Homelab: Self-Hosting GitLab
By Xin Lu profile image Xin Lu
1 min read

Homelab: Self-Hosting GitLab

I like having a Git server that is fully mine.

Not just for code, but for everything around it — credentials, tokens, half-baked experiments, throwaway repos, ugly commits. Yes, some of that is not best practice. But that’s exactly the point: it’s my server, my rules, my risk.

With today’s AI-heavy, fast-iteration “vibe coding”, I’m constantly pushing things that I don’t want to sanitize for public platforms. A private, free, always-available Git server in the home lab removes that mental friction completely.

Below is a minimal, out-of-box Docker Compose setup for GitLab CE. Persistent data lives in Docker volumes.
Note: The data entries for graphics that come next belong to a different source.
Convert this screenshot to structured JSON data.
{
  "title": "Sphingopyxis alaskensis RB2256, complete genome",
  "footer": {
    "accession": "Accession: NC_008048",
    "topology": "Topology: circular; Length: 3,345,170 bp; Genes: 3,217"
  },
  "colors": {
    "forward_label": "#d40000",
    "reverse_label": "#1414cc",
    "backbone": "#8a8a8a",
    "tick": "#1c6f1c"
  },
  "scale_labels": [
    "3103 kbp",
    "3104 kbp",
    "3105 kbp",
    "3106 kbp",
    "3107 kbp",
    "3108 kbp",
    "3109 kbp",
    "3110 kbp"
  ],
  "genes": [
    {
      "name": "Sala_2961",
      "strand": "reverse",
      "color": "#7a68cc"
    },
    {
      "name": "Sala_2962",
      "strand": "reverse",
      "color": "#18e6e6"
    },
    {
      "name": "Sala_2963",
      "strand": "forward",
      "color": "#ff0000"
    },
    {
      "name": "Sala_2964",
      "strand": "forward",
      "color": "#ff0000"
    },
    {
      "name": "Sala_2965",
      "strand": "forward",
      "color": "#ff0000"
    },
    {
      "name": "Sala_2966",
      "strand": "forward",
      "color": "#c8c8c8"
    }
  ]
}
No reverse proxy assumed.

services:
  gitlab:
    image: gitlab/gitlab-ce:18.8.0-ce.0
    container_name: gitlab
    restart: unless-stopped
    environment:
      GITLAB_OMNIBUS_CONFIG: |
        external_url 'http://git.example.com'
    ports:
      - '8001:80'   # GitLab Web UI
      - '1022:22'   # Git over SSH
      # - '1443:443' # HTTPS (optional)
    volumes:
      - gitlab_config:/etc/gitlab
      - gitlab_logs:/var/log/gitlab
      - gitlab_data:/var/opt/gitlab

volumes:
  gitlab_config:
  gitlab_logs:
  gitlab_data:

Once it’s up, it stays quiet and boring — exactly what a Git server should be.